Нашёл это место её сын. Приехал однажды домой с очередных соревнований по карате, где выступали его ученики, и прямо с порога заявил:
– Нас с ребятами возили в фантастическое место! Озеро, лес, почти нет людей… Мы должны купить там дом! Я не прошу себе никогда, если этого не сделаю!
– Это где?
– Недалеко от Белоруссии.
– Ого! И кто там будет жить?
– Ты!
– Почему это я? – как школьница спросила Елена Олеговна. – Чуть что, сразу я… Не поеду. Одна в лесу, без людей… Я не Серафим Саровский… Хотя… жаль…
– Да не бойся ты! Там кое-какие люди есть. Просто мало. Тишина, природа, здоровье… А я буду все время приезжать!
– Что же там такого особенного?!
– Всё.
– Можно я подумаю?.. – попросила Елена Олеговна.
И подумала…
У неё в «запаснике» были кое-какие деньги, которые она называла «кладбищенским фондом». У сына денег не было. Никогда и никаких.
«Смерть подождёт, – решила Елена Олеговна, – а ребёнку – радость».
На следующий день почти пятидесятилетний «ребёнок» взял у матери деньги, поехал в деревню «своей мечты» и купил там «дом».
Когда Елена Олеговна увидела это строение в первый раз, то сильно огорчилась… Неказистый домишко «обещал» рухнуть в любую минуту…
«Зато дешево и действительно красиво вокруг, – успокаивала она себя. – Ну и что, что развалюшка? Неразвалюшек здесь и нет вовсе…»
Через короткое время она привыкла и тоже стала называть хибарку «домом». Так и говорила знакомым:
– Коля дом купил…
И все с уважением смотрели на нее и хвалили сына.
Порой Елене Олеговне приходила в голову невозможная мысль – поставить здесь монастырь. Не часовню, не отдельный храм, а именно монастырь! Лес, озеро… Здесь даже она, такая ленивая, молится по нескольку раз на дню. Своими словами, конечно, коротко, но молится!

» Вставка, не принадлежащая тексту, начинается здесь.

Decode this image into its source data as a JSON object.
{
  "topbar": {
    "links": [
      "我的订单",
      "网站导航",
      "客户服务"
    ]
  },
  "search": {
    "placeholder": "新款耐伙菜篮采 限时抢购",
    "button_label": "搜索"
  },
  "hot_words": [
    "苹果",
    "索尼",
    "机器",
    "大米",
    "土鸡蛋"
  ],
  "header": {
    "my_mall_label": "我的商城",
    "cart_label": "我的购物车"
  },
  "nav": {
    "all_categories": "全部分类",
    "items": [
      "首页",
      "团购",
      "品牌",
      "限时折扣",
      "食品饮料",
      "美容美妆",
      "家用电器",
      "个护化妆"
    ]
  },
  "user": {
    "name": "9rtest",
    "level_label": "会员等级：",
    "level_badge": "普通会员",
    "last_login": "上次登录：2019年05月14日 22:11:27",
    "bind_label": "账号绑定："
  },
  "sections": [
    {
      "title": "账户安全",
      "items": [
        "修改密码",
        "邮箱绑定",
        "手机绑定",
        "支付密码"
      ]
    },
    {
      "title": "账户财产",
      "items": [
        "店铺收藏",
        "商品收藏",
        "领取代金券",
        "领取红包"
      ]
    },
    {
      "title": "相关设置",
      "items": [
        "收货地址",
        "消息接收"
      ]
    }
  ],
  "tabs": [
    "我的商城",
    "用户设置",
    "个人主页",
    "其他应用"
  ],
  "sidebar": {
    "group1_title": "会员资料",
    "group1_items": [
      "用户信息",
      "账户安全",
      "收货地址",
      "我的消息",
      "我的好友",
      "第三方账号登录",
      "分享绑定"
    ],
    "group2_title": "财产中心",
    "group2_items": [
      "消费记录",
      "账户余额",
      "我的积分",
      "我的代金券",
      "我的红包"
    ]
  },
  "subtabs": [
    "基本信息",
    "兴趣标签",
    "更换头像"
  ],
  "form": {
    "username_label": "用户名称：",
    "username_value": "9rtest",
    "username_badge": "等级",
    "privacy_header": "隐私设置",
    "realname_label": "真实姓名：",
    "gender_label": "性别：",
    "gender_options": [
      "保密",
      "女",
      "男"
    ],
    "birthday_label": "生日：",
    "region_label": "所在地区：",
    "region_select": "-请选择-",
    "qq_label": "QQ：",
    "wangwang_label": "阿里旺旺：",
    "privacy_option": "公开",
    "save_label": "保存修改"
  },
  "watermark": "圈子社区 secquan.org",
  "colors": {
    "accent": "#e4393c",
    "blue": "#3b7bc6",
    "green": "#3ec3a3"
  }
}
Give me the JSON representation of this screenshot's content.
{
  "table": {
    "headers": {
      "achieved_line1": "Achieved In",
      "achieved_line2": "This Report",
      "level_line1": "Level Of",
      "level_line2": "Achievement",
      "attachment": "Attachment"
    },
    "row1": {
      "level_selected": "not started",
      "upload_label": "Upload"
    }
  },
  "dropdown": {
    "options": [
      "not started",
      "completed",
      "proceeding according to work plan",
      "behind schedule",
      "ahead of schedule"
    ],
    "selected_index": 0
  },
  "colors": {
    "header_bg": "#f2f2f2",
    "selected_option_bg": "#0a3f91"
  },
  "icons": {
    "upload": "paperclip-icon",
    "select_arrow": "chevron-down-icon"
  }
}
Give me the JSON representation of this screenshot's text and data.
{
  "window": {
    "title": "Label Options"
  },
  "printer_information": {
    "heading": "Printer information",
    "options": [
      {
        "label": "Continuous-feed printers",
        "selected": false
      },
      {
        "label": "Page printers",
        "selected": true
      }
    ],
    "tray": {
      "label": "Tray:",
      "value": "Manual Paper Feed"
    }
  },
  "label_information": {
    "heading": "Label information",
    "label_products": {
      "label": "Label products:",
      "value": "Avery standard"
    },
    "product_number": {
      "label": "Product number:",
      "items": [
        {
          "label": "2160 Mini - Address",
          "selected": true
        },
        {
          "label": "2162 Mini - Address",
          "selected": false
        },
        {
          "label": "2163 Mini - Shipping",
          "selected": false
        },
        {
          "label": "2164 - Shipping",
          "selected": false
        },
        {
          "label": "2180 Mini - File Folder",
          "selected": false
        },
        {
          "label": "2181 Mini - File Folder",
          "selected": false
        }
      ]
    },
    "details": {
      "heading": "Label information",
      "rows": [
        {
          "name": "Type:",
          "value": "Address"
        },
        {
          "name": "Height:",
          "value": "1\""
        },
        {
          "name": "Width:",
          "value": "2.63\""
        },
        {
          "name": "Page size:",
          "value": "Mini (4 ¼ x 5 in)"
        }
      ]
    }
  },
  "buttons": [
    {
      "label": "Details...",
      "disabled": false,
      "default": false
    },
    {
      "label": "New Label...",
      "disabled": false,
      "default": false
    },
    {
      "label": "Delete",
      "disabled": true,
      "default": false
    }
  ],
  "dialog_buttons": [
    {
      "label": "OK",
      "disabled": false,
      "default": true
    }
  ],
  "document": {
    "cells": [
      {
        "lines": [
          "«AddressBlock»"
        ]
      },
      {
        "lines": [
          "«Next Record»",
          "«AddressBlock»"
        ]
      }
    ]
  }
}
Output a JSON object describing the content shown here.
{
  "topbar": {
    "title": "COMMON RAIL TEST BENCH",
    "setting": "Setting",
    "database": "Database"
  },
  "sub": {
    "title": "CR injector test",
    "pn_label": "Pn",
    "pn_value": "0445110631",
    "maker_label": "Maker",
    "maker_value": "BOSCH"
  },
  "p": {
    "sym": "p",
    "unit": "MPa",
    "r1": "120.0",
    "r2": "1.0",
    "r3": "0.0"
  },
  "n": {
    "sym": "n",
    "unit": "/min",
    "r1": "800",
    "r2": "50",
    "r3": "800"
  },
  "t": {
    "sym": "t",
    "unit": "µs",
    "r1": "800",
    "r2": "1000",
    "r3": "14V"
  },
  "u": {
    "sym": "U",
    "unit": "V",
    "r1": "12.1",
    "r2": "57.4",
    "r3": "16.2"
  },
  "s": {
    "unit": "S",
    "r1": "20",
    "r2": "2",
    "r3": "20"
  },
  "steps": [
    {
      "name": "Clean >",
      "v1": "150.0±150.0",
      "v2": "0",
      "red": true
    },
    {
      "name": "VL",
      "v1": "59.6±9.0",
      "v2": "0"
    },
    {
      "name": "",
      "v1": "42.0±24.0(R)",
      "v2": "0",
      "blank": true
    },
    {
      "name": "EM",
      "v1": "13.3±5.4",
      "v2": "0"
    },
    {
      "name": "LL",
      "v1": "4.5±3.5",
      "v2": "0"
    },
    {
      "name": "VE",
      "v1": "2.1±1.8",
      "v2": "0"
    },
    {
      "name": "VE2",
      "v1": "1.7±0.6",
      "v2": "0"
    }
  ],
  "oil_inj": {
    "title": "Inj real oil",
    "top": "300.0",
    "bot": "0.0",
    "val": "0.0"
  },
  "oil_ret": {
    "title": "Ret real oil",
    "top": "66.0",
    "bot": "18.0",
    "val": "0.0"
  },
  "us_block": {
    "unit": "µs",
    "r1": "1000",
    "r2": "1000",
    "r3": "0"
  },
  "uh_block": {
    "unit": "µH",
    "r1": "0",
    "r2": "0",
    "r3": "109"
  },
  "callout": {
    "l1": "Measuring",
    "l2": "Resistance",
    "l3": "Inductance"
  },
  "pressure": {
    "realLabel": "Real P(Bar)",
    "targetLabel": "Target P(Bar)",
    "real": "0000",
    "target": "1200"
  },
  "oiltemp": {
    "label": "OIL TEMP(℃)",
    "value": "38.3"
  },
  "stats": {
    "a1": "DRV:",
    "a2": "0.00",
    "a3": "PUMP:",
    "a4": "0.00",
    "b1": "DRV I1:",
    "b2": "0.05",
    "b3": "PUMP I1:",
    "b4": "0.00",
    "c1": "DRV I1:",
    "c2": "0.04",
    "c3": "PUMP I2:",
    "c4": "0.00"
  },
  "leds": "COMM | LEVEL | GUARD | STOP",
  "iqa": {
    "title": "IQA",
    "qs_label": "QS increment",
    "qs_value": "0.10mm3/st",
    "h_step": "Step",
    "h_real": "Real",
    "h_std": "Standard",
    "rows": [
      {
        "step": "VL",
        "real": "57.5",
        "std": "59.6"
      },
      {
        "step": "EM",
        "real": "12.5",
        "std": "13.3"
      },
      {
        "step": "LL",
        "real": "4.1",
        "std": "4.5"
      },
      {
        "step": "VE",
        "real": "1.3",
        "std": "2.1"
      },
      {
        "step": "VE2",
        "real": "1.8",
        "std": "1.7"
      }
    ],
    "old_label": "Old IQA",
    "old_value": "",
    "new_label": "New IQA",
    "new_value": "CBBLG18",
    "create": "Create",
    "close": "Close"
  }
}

Но монастырь ставить было некому…
В этой умирающей деревеньке на границе Псковщины и Беларуси старухи жили и выживали только благодаря озеру и лесу. Стариков было всего два (или три?), да и те были уже «бабаями». Так называл стариков Шамиль, её сосед по дому в Питере. Он объяснил Елене Олеговне, что по-татарски «бабай» – это старик, который уже не мужчина, но и женщиной его назвать нельзя… Он просто «бабай».
Иногда в деревню на день-два приезжали молодые – навестить своих бабушек. Бывало, заезжали и «чужаки», прослышавшие о красоте этого чудного места. Любовались, отдыхали, но жить почему-то не оставались, хотя в деревеньке было много пустых, «ничьих», домов. И вот… Эти старухи… Пополнение…
Почти каждый день, утром или вечером, а бывало, что с утра до вечера, старухи сидели на скамейке под окном её дома. По этой причине Елена Олеговна перестала плавать в озере, принимать у воды воздушные ванны, а это ей было, ой, как нужно. Тем более, она любила плавать. С детства плавала хорошо…
Для питья воду можно было, конечно, брать из колонки, которая через дорогу, с другой стороны участка (там тоже есть калитка). Колонка старухам со скамейки не видна, но… Вода там не та! Не такая, как в озере. И запах не тот, и вкус…
И снова вопрос: откуда взялись эти старухи?! Кто их привёз? Елену Олеговну, например, привёз сын. Осенью он увозит её обратно в Питер. Его все видели, все знают. Сын и внучка, пусть редко, но приезжают отдохнуть. Наверное, и у этих старух есть дети… Но этих детей никто никогда не видел и ничего о них не знает. Даже Райка не знает. Только к Ульяне, большой и грозной старухе, приезжает сын на длинной черной машине. По словам Райки, сын Ульяны привозит всё необходимое для жизни в деревне не только своей матери, но и всех её подруг.